X

Oracle to open up on bug severity

Business software giant will add severity ratings to its security bulletins, helping customers prioritize patching.

Joris Evers Staff Writer, CNET News.com
Joris Evers covers security.
Joris Evers
2 min read
Oracle plans to add severity ratings to its security bulletins, making the alerts less of a guessing game for customers.

Starting with its Critical Patch Update scheduled for next week, Oracle will rate the severity of the flaws that it provides fixes for, Darius Wiles, senior manager for security alerts at Oracle, said late Tuesday.

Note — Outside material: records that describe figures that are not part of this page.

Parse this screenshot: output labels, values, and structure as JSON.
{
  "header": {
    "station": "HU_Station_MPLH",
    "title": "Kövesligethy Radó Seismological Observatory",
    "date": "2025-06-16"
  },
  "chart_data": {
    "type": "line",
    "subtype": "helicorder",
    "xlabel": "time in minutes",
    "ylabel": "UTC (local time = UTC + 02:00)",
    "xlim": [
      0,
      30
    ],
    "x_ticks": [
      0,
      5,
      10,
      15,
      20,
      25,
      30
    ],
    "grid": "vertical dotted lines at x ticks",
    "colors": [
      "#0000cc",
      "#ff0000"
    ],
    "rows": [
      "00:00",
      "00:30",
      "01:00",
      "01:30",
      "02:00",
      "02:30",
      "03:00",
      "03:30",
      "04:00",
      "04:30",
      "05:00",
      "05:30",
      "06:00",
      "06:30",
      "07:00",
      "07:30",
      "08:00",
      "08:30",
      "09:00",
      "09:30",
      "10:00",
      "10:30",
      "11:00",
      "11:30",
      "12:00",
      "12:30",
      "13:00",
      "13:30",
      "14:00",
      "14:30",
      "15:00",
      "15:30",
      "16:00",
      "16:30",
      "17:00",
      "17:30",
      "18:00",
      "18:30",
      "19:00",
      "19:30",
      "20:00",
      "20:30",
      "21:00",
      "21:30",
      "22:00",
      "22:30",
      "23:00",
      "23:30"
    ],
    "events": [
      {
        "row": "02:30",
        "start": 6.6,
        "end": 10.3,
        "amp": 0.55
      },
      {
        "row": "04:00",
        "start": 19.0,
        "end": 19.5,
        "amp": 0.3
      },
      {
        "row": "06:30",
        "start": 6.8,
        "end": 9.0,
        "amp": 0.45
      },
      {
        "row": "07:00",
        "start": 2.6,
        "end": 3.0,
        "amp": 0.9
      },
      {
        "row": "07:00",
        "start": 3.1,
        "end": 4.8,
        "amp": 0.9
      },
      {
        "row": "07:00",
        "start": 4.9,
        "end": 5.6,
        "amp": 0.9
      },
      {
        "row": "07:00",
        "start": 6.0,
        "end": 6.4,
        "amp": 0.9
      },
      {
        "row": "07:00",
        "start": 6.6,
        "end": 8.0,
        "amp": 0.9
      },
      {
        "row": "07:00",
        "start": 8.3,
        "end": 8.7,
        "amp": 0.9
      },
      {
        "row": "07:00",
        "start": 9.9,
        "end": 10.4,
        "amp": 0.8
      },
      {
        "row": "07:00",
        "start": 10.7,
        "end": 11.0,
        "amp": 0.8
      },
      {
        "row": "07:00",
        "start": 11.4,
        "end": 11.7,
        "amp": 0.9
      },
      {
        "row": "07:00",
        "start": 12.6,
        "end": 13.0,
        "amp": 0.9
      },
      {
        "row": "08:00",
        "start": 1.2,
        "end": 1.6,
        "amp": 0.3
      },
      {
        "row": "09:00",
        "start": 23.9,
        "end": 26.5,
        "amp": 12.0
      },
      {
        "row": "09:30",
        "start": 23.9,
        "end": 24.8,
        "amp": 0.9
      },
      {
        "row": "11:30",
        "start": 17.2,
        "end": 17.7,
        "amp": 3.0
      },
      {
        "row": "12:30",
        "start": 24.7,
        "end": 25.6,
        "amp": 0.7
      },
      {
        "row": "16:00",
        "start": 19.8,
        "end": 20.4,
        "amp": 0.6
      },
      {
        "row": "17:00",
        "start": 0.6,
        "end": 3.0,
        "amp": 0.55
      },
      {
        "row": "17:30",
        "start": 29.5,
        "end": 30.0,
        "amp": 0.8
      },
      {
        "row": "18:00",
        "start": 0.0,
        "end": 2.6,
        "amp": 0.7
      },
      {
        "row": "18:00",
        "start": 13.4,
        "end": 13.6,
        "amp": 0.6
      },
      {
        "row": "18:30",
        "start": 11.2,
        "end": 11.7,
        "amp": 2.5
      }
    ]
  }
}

In addition, the business software giant's security bulletins will explicitly indicate which bugs could be exploited over the Internet by anonymous attackers and will provide a summary of the security problems for each of its product categories, Wiles said.

"This will allow customers to better understand the risk they face from the vulnerabilities that we're fixing," Wiles said.

The changes to Oracle's Critical Patch Update should make the company's quarterly scheduled security update less of a riddle. Previously the update required some work to determine the most serious vulnerabilities, an important task when prioritizing patches. Oracle rivals, such as Microsoft, have provided severity ratings for years.

Oracle has faced various criticisms about its security practices over the past couple of years, and the company has apparently decided to become more upfront about the topic. Its chief security officer has started blogging, and the enterprise software company is talking to the media and at its own events about security.

Oracle is not adding a proprietary severity score; it is taking a leap and becoming one of the first major software companies to adopt the Common Vulnerability Scoring System. Formally introduced last year, CVSS calls on companies to use a unified approach to rating vulnerabilities in software, instead of using proprietary methods.

"Instead of coming up with a scheme ourselves, we decided to use something that is already out there," Wiles said. "Each vulnerability will have a base CVSS score, and the table will be ordered with the most critical at the top."

CVSS goes beyond today's severity ratings, such as the familiar "critical" and "important" found in security bulletins from Microsoft. The scoring system uses numbers between 1 and 10 and lets organizations calculate the specific risk to their own environment by adding information related to their IT systems.

Oracle plans to talk more about security and to solicit feedback at the Oracle Open World conference later this month in San Francisco. Next year, Oracle CEO Larry Ellison is slated to speak at the RSA Conference, a high-profile annual security gathering.